Atherosclerosis is a complex, polygenic disease of arterial degeneration that can lead to coronary heart disease (CHD). In Western societies, complications arising from atherosclerosis are the most common causes of death. Several risk factors for CHD have been well-established, and include elevated low density lipoprotein-cholesterol (LDL-C), low levels of high density lipoprotein cholesterol (HDL-C), cigarette smoking, hypertension, age, and family history of early CHD. Given the abundant clinical data and epidemiological studies indicating that lowering LDL-C is beneficial for the prevention of adverse coronary events, the primary target of pharmacological intervention in the treatment and prevention of CHD is lowered LDL-C.

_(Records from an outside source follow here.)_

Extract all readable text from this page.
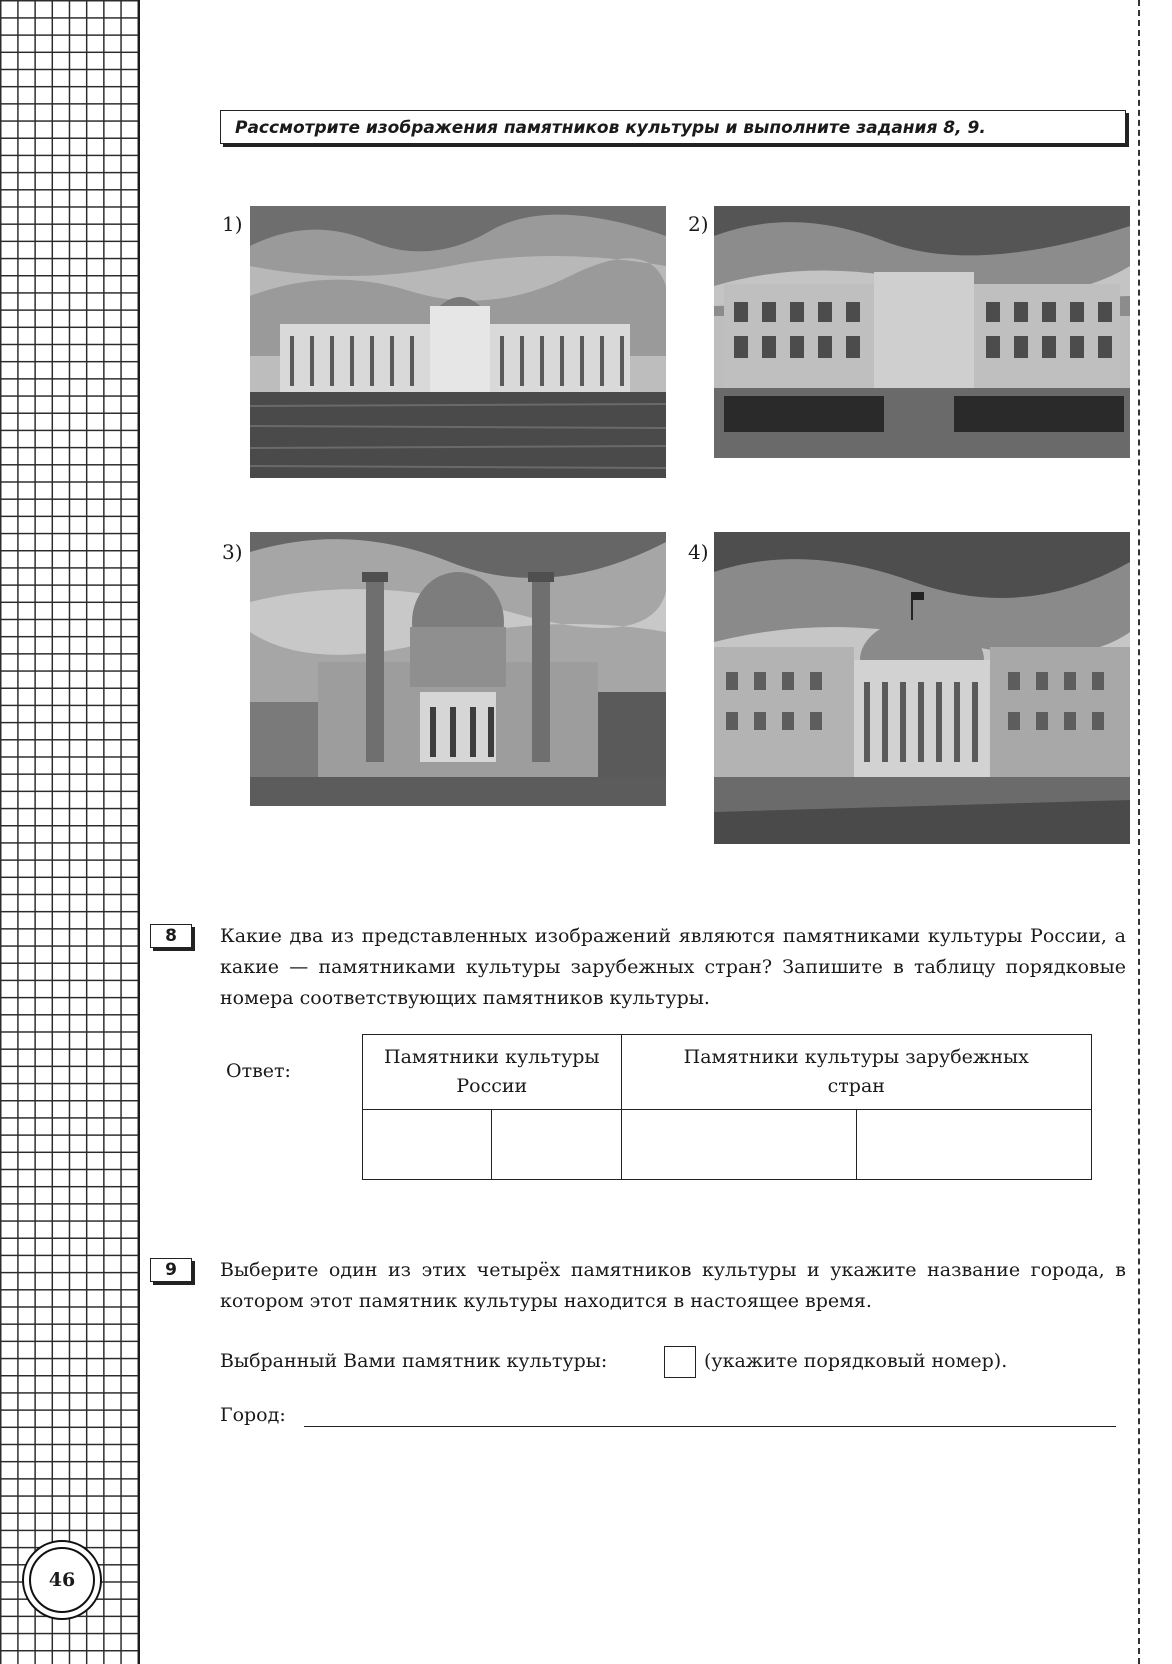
Рассмотрите изображения памятников культуры и выполните задания 8, 9.
1)	2)
3)	4)
8	Какие два из представленных изображений являются памятниками культуры России, а какие — памятниками культуры зарубежных стран? Запишите в таблицу порядковые номера соответствующих памятников культуры.
Ответ:
Памятники культуры России		Памятники культуры зарубежных стран	

9	Выберите один из этих четырёх памятников культуры и укажите название города, в котором этот памятник культуры находится в настоящее время.
Выбранный Вами памятник культуры:	(укажите порядковый номер).
Город:
46
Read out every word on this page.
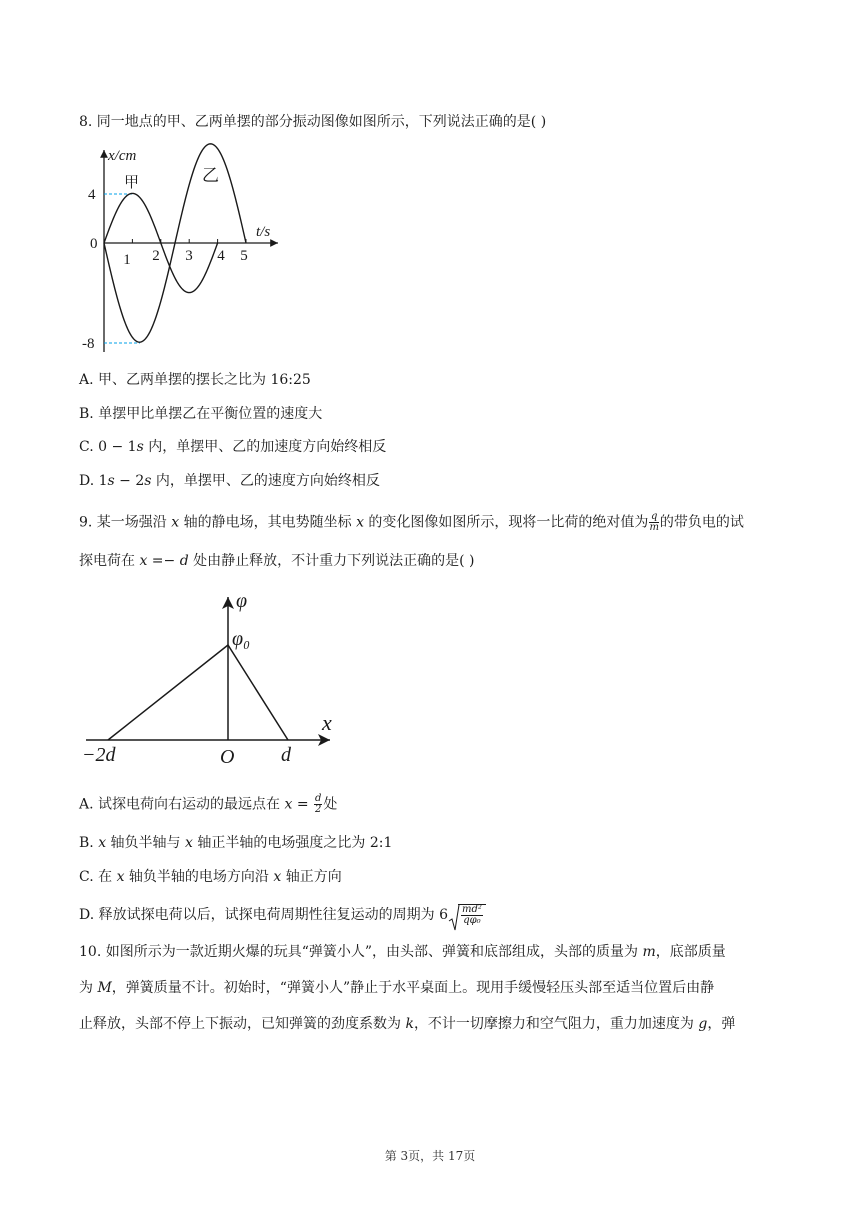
8. 同一地点的甲、乙两单摆的部分振动图像如图所示，下列说法正确的是( )
x/cm
0
4
-8
1 2 3 4 5
t/s
甲	乙
A. 甲、乙两单摆的摆长之比为 16:25
B. 单摆甲比单摆乙在平衡位置的速度大
C. 0 − 1s 内，单摆甲、乙的加速度方向始终相反
D. 1s − 2s 内，单摆甲、乙的速度方向始终相反
9. 某一场强沿 x 轴的静电场，其电势随坐标 x 的变化图像如图所示，现将一比荷的绝对值为 $\frac{q}{m}$ 的带负电的试
探电荷在 x =− d 处由静止释放，不计重力下列说法正确的是( )
φ
φ₀
x
−2d	O d
A. 试探电荷向右运动的最远点在 $x = \frac{d}{2}$ 处
B. x 轴负半轴与 x 轴正半轴的电场强度之比为 2:1
C. 在 x 轴负半轴的电场方向沿 x 轴正方向
D. 释放试探电荷以后，试探电荷周期性往复运动的周期为 $6 \frac{\text{md²}}{\text{qφ₀}}$
10. 如图所示为一款近期火爆的玩具“弹簧小人”，由头部、弹簧和底部组成，头部的质量为 m，底部质量
为 M，弹簧质量不计。初始时，“弹簧小人”静止于水平桌面上。现用手缓慢轻压头部至适当位置后由静
止释放，头部不停上下振动，已知弹簧的劲度系数为 k，不计一切摩擦力和空气阻力，重力加速度为 g，弹
第 3页，共 17页
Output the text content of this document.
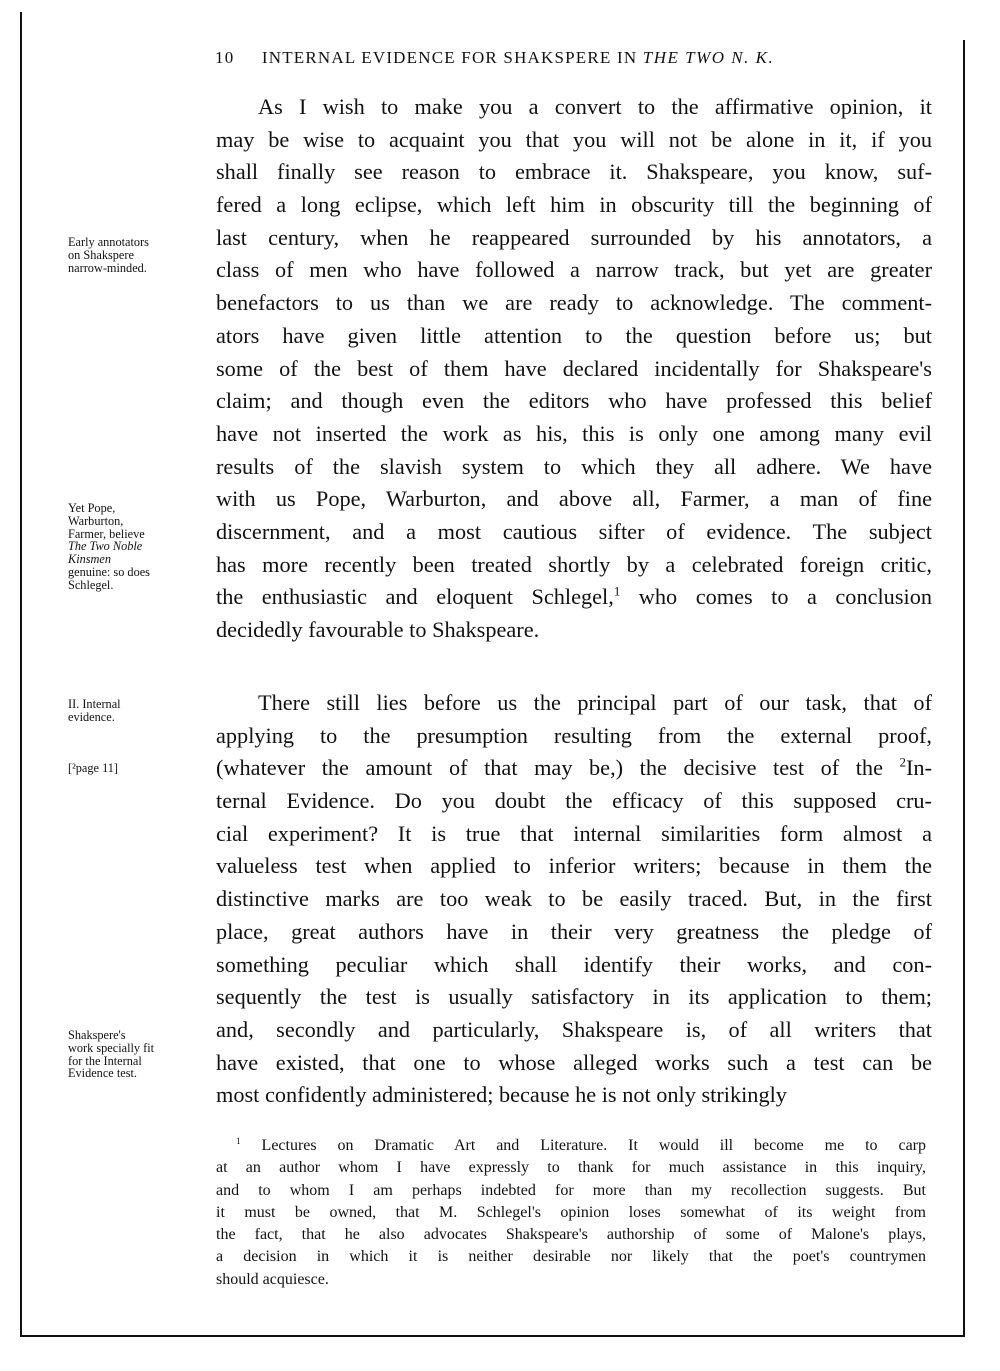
10 INTERNAL EVIDENCE FOR SHAKSPERE IN THE TWO N. K.
As I wish to make you a convert to the affirmative opinion, it
may be wise to acquaint you that you will not be alone in it, if you
shall finally see reason to embrace it. Shakspeare, you know, suf-
fered a long eclipse, which left him in obscurity till the beginning of
last century, when he reappeared surrounded by his annotators, a
class of men who have followed a narrow track, but yet are greater
benefactors to us than we are ready to acknowledge. The comment-
ators have given little attention to the question before us; but
some of the best of them have declared incidentally for Shakspeare's
claim; and though even the editors who have professed this belief
have not inserted the work as his, this is only one among many evil
results of the slavish system to which they all adhere. We have
with us Pope, Warburton, and above all, Farmer, a man of fine
discernment, and a most cautious sifter of evidence. The subject
has more recently been treated shortly by a celebrated foreign critic,
the enthusiastic and eloquent Schlegel,$^1$ who comes to a conclusion
decidedly favourable to Shakspeare.
There still lies before us the principal part of our task, that of
applying to the presumption resulting from the external proof,
(whatever the amount of that may be,) the decisive test of the $^2$In-
ternal Evidence. Do you doubt the efficacy of this supposed cru-
cial experiment? It is true that internal similarities form almost a
valueless test when applied to inferior writers; because in them the
distinctive marks are too weak to be easily traced. But, in the first
place, great authors have in their very greatness the pledge of
something peculiar which shall identify their works, and con-
sequently the test is usually satisfactory in its application to them;
and, secondly and particularly, Shakspeare is, of all writers that
have existed, that one to whose alleged works such a test can be
most confidently administered; because he is not only strikingly
Early annotators
on Shakspere
narrow-minded.
Yet Pope,
Warburton,
Farmer, believe
The Two Noble
Kinsmen
genuine: so does
Schlegel.
II. Internal
evidence.
[²page 11]
Shakspere's
work specially fit
for the Internal
Evidence test.
$^1$ Lectures on Dramatic Art and Literature. It would ill become me to carp
at an author whom I have expressly to thank for much assistance in this inquiry,
and to whom I am perhaps indebted for more than my recollection suggests. But
it must be owned, that M. Schlegel's opinion loses somewhat of its weight from
the fact, that he also advocates Shakspeare's authorship of some of Malone's plays,
a decision in which it is neither desirable nor likely that the poet's countrymen
should acquiesce.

In individuals with autosomal dominant hypercholesterolemia (ADH), elevated LDL-C levels have been linked to mutations in the genes encoding LDL-receptor (LDL-R), apolipoprotein B (apoB), or proprotein convertase subtilisin/kexin type 9 (PCSK9) (Abifadel et al., Nat. Genet., 2003, 34:154-156). The PCSK9 gene (also known as FH3; NARC1; NARC-1; and HCHOLA3) was mapped to Chromosome 1 at location 1p32.3. PCSK9 was identified as a third locus associated with ADH when gain-of-function mutations in PCSK9 were found to be linked to elevated LDL-C levels. ApoB-100 participates in the intracellular assembly and secretion of triglyceride-rich lipoproteins and is a ligand for the LDL-R. PCSK9 is proposed to reduce LDL-R expression levels in the liver. Reduced LDL-R expression results in reduced hepatic uptake of circulating apoB-100-containing lipoproteins, which in turn leads to elevated cholesterol.
Familial hypercholesterolemia (FH) is caused by hundreds of different mutations in the LDL-R, and is phenotypically characterized by elevated plasma LDL-C levels and deposits of LDL-C in tendons, skin and arteries, leading to premature cardiovascular disease. Homozygous and heterozygous mutations in the LDL-R are associated with FH. Likewise, heterozygous and homozygous mutations in the ligand-binding domain of PCSK9 are associated with the FH phenotype. Mutations in this gene have been associated with a third form of autosomal dominant FH.
In mice genetically deficient in PCSK9, a marked increase in LDL-R expression and increased plasma LDL clearance rate were observed. Conversely, overexpression in mice of wild-type PCSK9, or certain PCSK9 mutants, promotes decreased LDL-R expression and elevated LDL-C levels.